The increasing impotence of the Hapsburg family of Spanish king’s reached its climax in Philip’s son, Charles II. One has but to glance at the latter’s portrait, painted by Juan Carreño, to realise the physical and mental degeneracy that the family type has undergone. The type, as one sees it in Titian’s equestrian portrait of his great-great-grandfather, Charles I of Spain and V of Germany, is already abnormal. The grey eyes, for all their sternness and penetrating character, have a pathetic cast of melancholy; the under jaw protrudes like that of an ape. But the chin is massive, as indicative of force as of ferocity. In Philip II, as he appears in Titian’s portrait in the Prado, the face has lengthened; the eyes have lost their piercing gaze, and while no less melancholy, have an expression of deliberate cruelty. The coarseness of the lower part of the face is displayed in the exaggerated sensuality of the out-turned lower lip, beneath which is a tapering chin, that has a suggestion of blended weakness and petty doggedness. In the equestrian portrait of Philip III, which is supposed to have been painted by Bartolomé Gonzáles and effectively retouched by Velasquez, the monarch’s head is carried a little back, a gesture which extenuates with probable intention the protrusion of the lower part. But the chin is feebly pointed, the under lip pendulous, while the eye suggests an empty vacuity, that is echoed in the mild fierceness of the upcurling moustache. It is a face vain, stupid and not a little commonplace. The last quality, at least, is absent, from the portraits of Philip IV. The face, especially when young, reflects the King’s intrinsic refinement; but its length has become exaggerated, the protruding under-lip and jaw are puffed and fleshy, weakly sensual, while the eyes are apathetic.

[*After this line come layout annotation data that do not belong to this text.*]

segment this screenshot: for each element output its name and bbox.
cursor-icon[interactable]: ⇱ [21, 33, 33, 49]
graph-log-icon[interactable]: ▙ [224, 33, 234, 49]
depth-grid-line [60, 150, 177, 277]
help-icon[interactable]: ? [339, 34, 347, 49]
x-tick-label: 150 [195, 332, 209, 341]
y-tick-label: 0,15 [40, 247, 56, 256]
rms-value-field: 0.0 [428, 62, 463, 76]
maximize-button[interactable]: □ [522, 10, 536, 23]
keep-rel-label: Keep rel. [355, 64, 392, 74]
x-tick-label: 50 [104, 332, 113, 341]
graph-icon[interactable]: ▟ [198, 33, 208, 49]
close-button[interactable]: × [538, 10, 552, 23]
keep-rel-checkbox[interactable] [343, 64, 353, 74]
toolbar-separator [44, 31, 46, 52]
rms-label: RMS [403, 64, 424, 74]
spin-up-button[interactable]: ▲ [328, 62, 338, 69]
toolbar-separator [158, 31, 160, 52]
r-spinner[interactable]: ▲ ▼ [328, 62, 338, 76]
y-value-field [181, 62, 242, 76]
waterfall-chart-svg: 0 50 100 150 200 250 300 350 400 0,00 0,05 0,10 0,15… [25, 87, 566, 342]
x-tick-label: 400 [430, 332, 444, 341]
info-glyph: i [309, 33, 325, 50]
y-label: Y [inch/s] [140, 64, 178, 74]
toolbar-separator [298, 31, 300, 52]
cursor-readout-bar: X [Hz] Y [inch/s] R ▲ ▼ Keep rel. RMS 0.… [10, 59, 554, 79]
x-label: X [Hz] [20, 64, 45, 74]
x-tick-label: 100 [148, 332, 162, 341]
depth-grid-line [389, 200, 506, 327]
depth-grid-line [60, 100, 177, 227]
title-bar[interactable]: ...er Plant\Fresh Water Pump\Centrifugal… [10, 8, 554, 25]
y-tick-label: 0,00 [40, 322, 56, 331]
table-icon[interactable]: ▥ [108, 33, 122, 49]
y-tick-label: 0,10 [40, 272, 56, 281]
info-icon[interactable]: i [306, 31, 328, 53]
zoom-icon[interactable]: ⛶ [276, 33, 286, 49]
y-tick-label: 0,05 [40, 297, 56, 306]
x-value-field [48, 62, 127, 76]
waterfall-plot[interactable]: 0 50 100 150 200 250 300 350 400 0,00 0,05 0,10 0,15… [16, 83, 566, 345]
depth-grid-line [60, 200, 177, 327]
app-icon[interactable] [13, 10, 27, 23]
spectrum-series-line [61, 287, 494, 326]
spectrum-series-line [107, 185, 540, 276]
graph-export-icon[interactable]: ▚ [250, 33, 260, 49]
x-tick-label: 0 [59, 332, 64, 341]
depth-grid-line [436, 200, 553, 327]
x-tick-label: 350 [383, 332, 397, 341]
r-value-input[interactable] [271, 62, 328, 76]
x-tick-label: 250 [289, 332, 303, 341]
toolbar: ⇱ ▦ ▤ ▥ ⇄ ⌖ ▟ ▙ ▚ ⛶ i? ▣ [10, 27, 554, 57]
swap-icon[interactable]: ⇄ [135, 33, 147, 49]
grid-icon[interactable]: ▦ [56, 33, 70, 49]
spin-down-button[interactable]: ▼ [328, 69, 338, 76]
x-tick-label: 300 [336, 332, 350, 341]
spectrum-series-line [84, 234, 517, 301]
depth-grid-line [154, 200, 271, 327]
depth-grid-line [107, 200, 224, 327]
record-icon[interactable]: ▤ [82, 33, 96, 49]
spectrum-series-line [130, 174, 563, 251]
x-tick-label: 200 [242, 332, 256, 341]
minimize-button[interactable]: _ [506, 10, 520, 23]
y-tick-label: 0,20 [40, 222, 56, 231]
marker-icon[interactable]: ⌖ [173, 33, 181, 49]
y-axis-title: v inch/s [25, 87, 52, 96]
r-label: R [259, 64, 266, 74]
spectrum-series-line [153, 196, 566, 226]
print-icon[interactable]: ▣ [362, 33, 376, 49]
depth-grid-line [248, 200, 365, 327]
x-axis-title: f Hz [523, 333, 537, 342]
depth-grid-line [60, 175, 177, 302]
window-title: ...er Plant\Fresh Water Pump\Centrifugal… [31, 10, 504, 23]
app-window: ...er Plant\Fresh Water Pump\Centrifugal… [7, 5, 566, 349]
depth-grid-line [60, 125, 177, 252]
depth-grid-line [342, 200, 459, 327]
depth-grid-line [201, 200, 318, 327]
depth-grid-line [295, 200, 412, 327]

The expression of the whole is of a nature nearly worn out, that can only be stirred to occasional alertness by the stimulant of trivial excitements. Finally, in Carreño’s portrait of Charles II, (p. 132) appears a total extinction of active faculties, soft sensuousness rather than sensuality, a settled look of apathy and the profound depression of a religious monomaniac.
Charles was scarcely four years old when the death of his father in 1665 made him king of a bankrupt country. It was the policy of the Queen Mother, whose regency was marked by political incompetence and personal amours, to keep her son as childish as possible. And, when he reached his majority at the age of fifteen and supplanted his mother’s influence by that of Don Juan of Austria, the latter also schemed to keep his master in a condition of mental darkness and dependence. Thus Charles was the victim alike of racial degeneracy and of thwarted development. Complete incapacity to govern himself or others was the natural result. He shunned the affairs of state, mildly supported the arts as far as the beggared state of the treasury would permit, and sank into a religious mania that found satisfaction in attending auto-da-fés and prostrating himself in acts of personal penance. Dying childless in 1700, he brought the Hapsburg line to an inglorious conclusion; and the succession passed to a branch of the Bourbon family.